The loggers determine how to bundle all of it together through calls to various methods.
Examples
Let's say I want a logger called my_app_errors
that captures all ERROR level incidents and higher to a file and to tell me the date time, level, message, logger name, and give a trace back of the error, I could do the following:
import logging
message='oh no! an error occurred'
formatter = logging.Formatter('%(asctime)s - %(levelname)s - %(message)s - %(name)s')
logger = logging.getLogger('my_app_errors')
fh = logging.FileHandler('errors.log')
fh.setFormatter(formatter)
logger.addHandler(fh)
logger.error(message, stack_info=True)
The code above would generate something like this to a file called errors.log
2022-03-28 19:45:49,188 - ERROR - oh no! an error occurred - my_app_errors
Stack (most recent call last):
File "/Users/ryan/Documents/github/logging/test.py", line 9, in <module>
logger.error(message, stack_info=True)
If I want a logger that will do all of the above AND output debug information to the console I could:
import logging
message='oh no! an error occurred'
logger = logging.getLogger('my_app_errors')
ch = logging.StreamHandler()
fh = logging.FileHandler('errors.log')
formatter = logging.Formatter('%(asctime)s - %(levelname)s - %(message)s - %(name)s')
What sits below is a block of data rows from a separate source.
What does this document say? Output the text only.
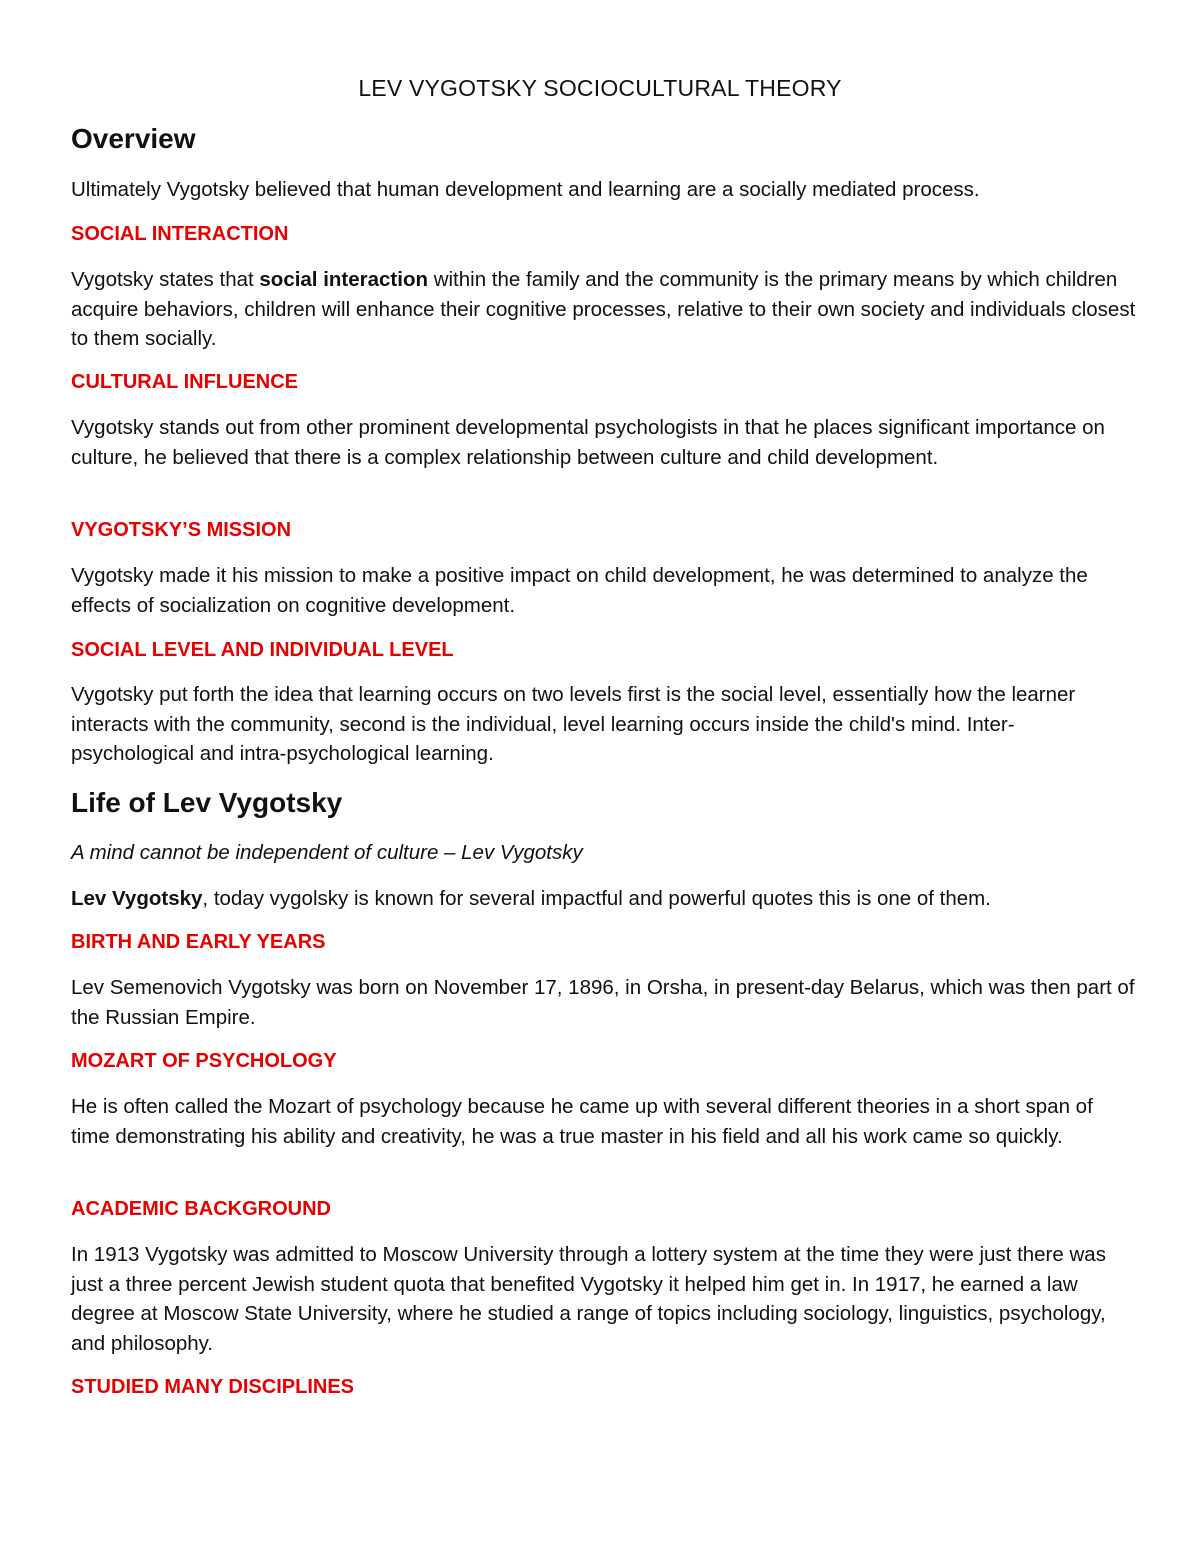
LEV VYGOTSKY SOCIOCULTURAL THEORY
Overview

Ultimately Vygotsky believed that human development and learning are a socially mediated process.

SOCIAL INTERACTION

Vygotsky states that social interaction within the family and the community is the primary means by which children acquire behaviors, children will enhance their cognitive processes, relative to their own society and individuals closest to them socially.

CULTURAL INFLUENCE

Vygotsky stands out from other prominent developmental psychologists in that he places significant importance on culture, he believed that there is a complex relationship between culture and child development.

VYGOTSKY’S MISSION

Vygotsky made it his mission to make a positive impact on child development, he was determined to analyze the effects of socialization on cognitive development.

SOCIAL LEVEL AND INDIVIDUAL LEVEL

Vygotsky put forth the idea that learning occurs on two levels first is the social level, essentially how the learner interacts with the community, second is the individual, level learning occurs inside the child's mind. Inter-psychological and intra-psychological learning.

Life of Lev Vygotsky

A mind cannot be independent of culture – Lev Vygotsky

Lev Vygotsky, today vygolsky is known for several impactful and powerful quotes this is one of them.

BIRTH AND EARLY YEARS

Lev Semenovich Vygotsky was born on November 17, 1896, in Orsha, in present-day Belarus, which was then part of the Russian Empire.

MOZART OF PSYCHOLOGY

He is often called the Mozart of psychology because he came up with several different theories in a short span of time demonstrating his ability and creativity, he was a true master in his field and all his work came so quickly.

ACADEMIC BACKGROUND

In 1913 Vygotsky was admitted to Moscow University through a lottery system at the time they were just there was just a three percent Jewish student quota that benefited Vygotsky it helped him get in. In 1917, he earned a law degree at Moscow State University, where he studied a range of topics including sociology, linguistics, psychology, and philosophy.

STUDIED MANY DISCIPLINES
fh.setFormatter(formatter)
ch.setFormatter(formatter)
logger.addHandler(fh)
logger.addHandler(ch)
logger.error(message, stack_info=True)
logger.debug(message, stack_info=True)
Again, the code above would generate something like this to a file called errors.log
2022-03-28 19:45:09,406 - ERROR - oh no! an error occurred - my_app_errors
Stack (most recent call last):
File "/Users/ryan/Documents/github/logging/test.py", line 18, in <module>
logger.error(message, stack_info=True)
but it would also output to stderr in the terminal something like this:
2022-03-27 13:18:45,367 - ERROR - oh no! an error occurred - my_app_errors
Stack (most recent call last):
File "<stdin>", line 1, in <module>
The above it a bit hard to scale though. What happens when we want to have multiple formatters, for different levels that get output to different places? We can incorporate all of that into something like what we see above, OR, we can stat to leverage the use of logging configuration files.
Why would we want to have multiple formatters? Perhaps the DevOps team wants robust logging messages on anything ERROR
and above, but the application team wants to have INFO
and above in a rotating file name schema, while the QA team needs to have the DEBUG
and up output to standard out.
You CAN do all of this inline with the code above, but would you really want to? Probably not.